Эта гильза долго лежала у меня в столе и пропала во время второй мировой войны… Но тогда ничего этого еще не было, и моя будущая бабушка тряслась в полковом экипаже в Керчь. В экипаже с потрескавшимися кожаными крыльями, в которых мутно, но ослепительно отражалось крымское солнце.

«Город Керчь, как приморский, населенный разными иностранцами, преимущественно греками, довольно по тому времени хороший, имеет мужскую гимназию, женский институт, клуб, где зимою четыре раза в месяц бывают семейные танцевальные вечера».

«Перезнакомившись в городе, мы зажили веселее, чем в Знаменке».

«Перед Рождеством я по делам службы собрался второй раз в Одессу. Зима была очень суровая, и мне пришлось испытать всю ее суровость».
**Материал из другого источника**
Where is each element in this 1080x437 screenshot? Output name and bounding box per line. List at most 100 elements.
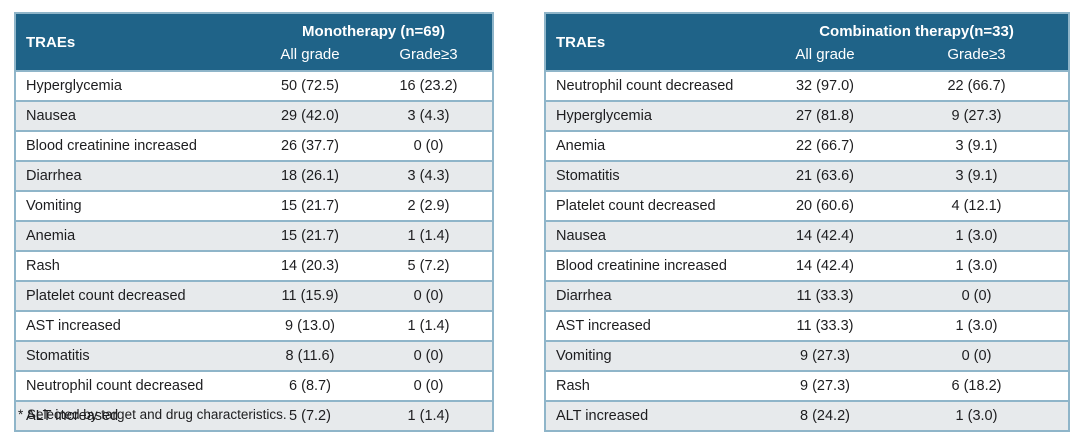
table-row: Nausea 14 (42.4) 1 (3.0) <box>545 221 1070 251</box>
cell-trae-name: Vomiting <box>26 198 82 214</box>
cell-grade-ge3: 3 (4.3) <box>407 168 450 184</box>
cell-trae-name: Hyperglycemia <box>556 108 652 124</box>
cell-trae-name: Hyperglycemia <box>26 78 122 94</box>
table-row: ALT increased 5 (7.2) 1 (1.4) <box>15 401 493 431</box>
traes-column-header: TRAEs <box>15 13 255 71</box>
table-row: Blood creatinine increased 26 (37.7) 0 (0) <box>15 131 493 161</box>
cell-grade-ge3: 5 (7.2) <box>407 258 450 274</box>
table-row: Anemia 15 (21.7) 1 (1.4) <box>15 221 493 251</box>
cell-grade-ge3: 3 (4.3) <box>407 108 450 124</box>
table-row: Hyperglycemia 27 (81.8) 9 (27.3) <box>545 101 1070 131</box>
cell-grade-ge3: 0 (0) <box>413 378 444 394</box>
cell-trae-name: Rash <box>26 258 60 274</box>
cell-grade-ge3: 1 (1.4) <box>407 408 450 424</box>
cell-trae-name: Anemia <box>556 138 606 154</box>
cell-grade-ge3: 3 (9.1) <box>955 168 998 184</box>
all-grade-column-header: All grade <box>765 42 885 71</box>
cell-all-grade: 11 (15.9) <box>281 288 339 304</box>
footnote: * Selected by target and drug characteri… <box>18 407 287 422</box>
monotherapy-table-body: Hyperglycemia 50 (72.5) 16 (23.2) Nausea 29 … <box>15 71 493 431</box>
table-row: Rash 9 (27.3) 6 (18.2) <box>545 371 1070 401</box>
monotherapy-table-header: TRAEs Monotherapy (n=69) All grade Grade… <box>15 13 493 71</box>
cell-all-grade: 29 (42.0) <box>280 108 340 124</box>
cell-trae-name: Platelet count decreased <box>26 288 186 304</box>
table-row: Diarrhea 18 (26.1) 3 (4.3) <box>15 161 493 191</box>
cell-all-grade: 21 (63.6) <box>795 168 855 184</box>
cell-trae-name: Neutrophil count decreased <box>556 78 734 94</box>
combination-therapy-table: TRAEs Combination therapy(n=33) All grad… <box>544 12 1071 432</box>
cell-grade-ge3: 0 (0) <box>413 288 444 304</box>
table-row: Hyperglycemia 50 (72.5) 16 (23.2) <box>15 71 493 101</box>
cell-grade-ge3: 1 (3.0) <box>955 408 998 424</box>
cell-all-grade: 18 (26.1) <box>280 168 340 184</box>
cell-trae-name: Stomatitis <box>556 168 620 184</box>
cell-grade-ge3: 2 (2.9) <box>407 198 450 214</box>
cell-all-grade: 14 (20.3) <box>280 258 340 274</box>
cell-all-grade: 8 (11.6) <box>285 348 335 364</box>
cell-all-grade: 9 (13.0) <box>285 318 335 334</box>
monotherapy-group-header: Monotherapy (n=69) <box>255 13 493 42</box>
cell-grade-ge3: 1 (3.0) <box>955 258 998 274</box>
table-row: Blood creatinine increased 14 (42.4) 1 (3.… <box>545 251 1070 281</box>
cell-all-grade: 6 (8.7) <box>289 378 331 394</box>
cell-all-grade: 20 (60.6) <box>795 198 855 214</box>
cell-all-grade: 26 (37.7) <box>280 138 340 154</box>
table-row: Neutrophil count decreased 32 (97.0) 22 (6… <box>545 71 1070 101</box>
cell-all-grade: 14 (42.4) <box>795 228 855 244</box>
cell-grade-ge3: 0 (0) <box>961 288 992 304</box>
cell-all-grade: 8 (24.2) <box>800 408 850 424</box>
cell-trae-name: Stomatitis <box>26 348 90 364</box>
cell-grade-ge3: 4 (12.1) <box>951 198 1002 214</box>
cell-all-grade: 9 (27.3) <box>800 378 850 394</box>
table-row: AST increased 9 (13.0) 1 (1.4) <box>15 311 493 341</box>
grade-ge3-column-header: Grade≥3 <box>885 42 1070 71</box>
table-row: Diarrhea 11 (33.3) 0 (0) <box>545 281 1070 311</box>
cell-trae-name: AST increased <box>556 318 651 334</box>
cell-trae-name: Nausea <box>556 228 606 244</box>
table-row: Vomiting 15 (21.7) 2 (2.9) <box>15 191 493 221</box>
cell-trae-name: AST increased <box>26 318 121 334</box>
table-row: ALT increased 8 (24.2) 1 (3.0) <box>545 401 1070 431</box>
cell-grade-ge3: 1 (1.4) <box>407 228 450 244</box>
cell-all-grade: 9 (27.3) <box>800 348 850 364</box>
cell-all-grade: 11 (33.3) <box>796 288 854 304</box>
grade-ge3-column-header: Grade≥3 <box>365 42 493 71</box>
combination-group-header: Combination therapy(n=33) <box>765 13 1070 42</box>
cell-trae-name: Platelet count decreased <box>556 198 716 214</box>
cell-trae-name: Anemia <box>26 228 76 244</box>
cell-all-grade: 15 (21.7) <box>280 198 340 214</box>
cell-grade-ge3: 0 (0) <box>413 138 444 154</box>
table-row: Neutrophil count decreased 6 (8.7) 0 (0) <box>15 371 493 401</box>
cell-grade-ge3: 0 (0) <box>961 348 992 364</box>
cell-trae-name: ALT increased <box>556 408 649 424</box>
cell-grade-ge3: 1 (3.0) <box>955 318 998 334</box>
cell-grade-ge3: 6 (18.2) <box>951 378 1002 394</box>
table-row: Stomatitis 8 (11.6) 0 (0) <box>15 341 493 371</box>
cell-trae-name: Diarrhea <box>556 288 612 304</box>
table-row: AST increased 11 (33.3) 1 (3.0) <box>545 311 1070 341</box>
cell-trae-name: Rash <box>556 378 590 394</box>
cell-all-grade: 5 (7.2) <box>289 408 331 424</box>
cell-all-grade: 50 (72.5) <box>280 78 340 94</box>
cell-trae-name: Nausea <box>26 108 76 124</box>
cell-trae-name: ALT increased <box>26 408 119 424</box>
cell-grade-ge3: 22 (66.7) <box>947 78 1006 94</box>
traes-column-header: TRAEs <box>545 13 765 71</box>
table-row: Nausea 29 (42.0) 3 (4.3) <box>15 101 493 131</box>
table-row: Platelet count decreased 20 (60.6) 4 (12.1… <box>545 191 1070 221</box>
cell-all-grade: 27 (81.8) <box>795 108 855 124</box>
cell-grade-ge3: 1 (1.4) <box>407 318 450 334</box>
cell-grade-ge3: 9 (27.3) <box>951 108 1002 124</box>
cell-all-grade: 11 (33.3) <box>796 318 854 334</box>
table-row: Anemia 22 (66.7) 3 (9.1) <box>545 131 1070 161</box>
combination-table-header: TRAEs Combination therapy(n=33) All grad… <box>545 13 1070 71</box>
cell-all-grade: 14 (42.4) <box>795 258 855 274</box>
cell-grade-ge3: 0 (0) <box>413 348 444 364</box>
table-row: Vomiting 9 (27.3) 0 (0) <box>545 341 1070 371</box>
cell-grade-ge3: 16 (23.2) <box>399 78 458 94</box>
cell-grade-ge3: 3 (9.1) <box>955 138 998 154</box>
table-row: Platelet count decreased 11 (15.9) 0 (0) <box>15 281 493 311</box>
cell-trae-name: Blood creatinine increased <box>556 258 727 274</box>
cell-grade-ge3: 1 (3.0) <box>955 228 998 244</box>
«Брата Александра нашел я на прежней квартире на углу Почтовой и Ришельевской. Исполнив все служебные поручения, я купил жене часы в магазине Баржанского, большой платок, набрал на платье и выехал опять на стрелку, чтобы ехать в Керчь».

«Дорога была ужасная: лишь на шестой день к вечеру я добрался домой. Жена сильно беспокоилась, потому что несколькими днями ранее под Керчью погиб пароход Русского общества, шедший из Одессы».

Бабушка боялась, что дедушка находился на этом пароходе.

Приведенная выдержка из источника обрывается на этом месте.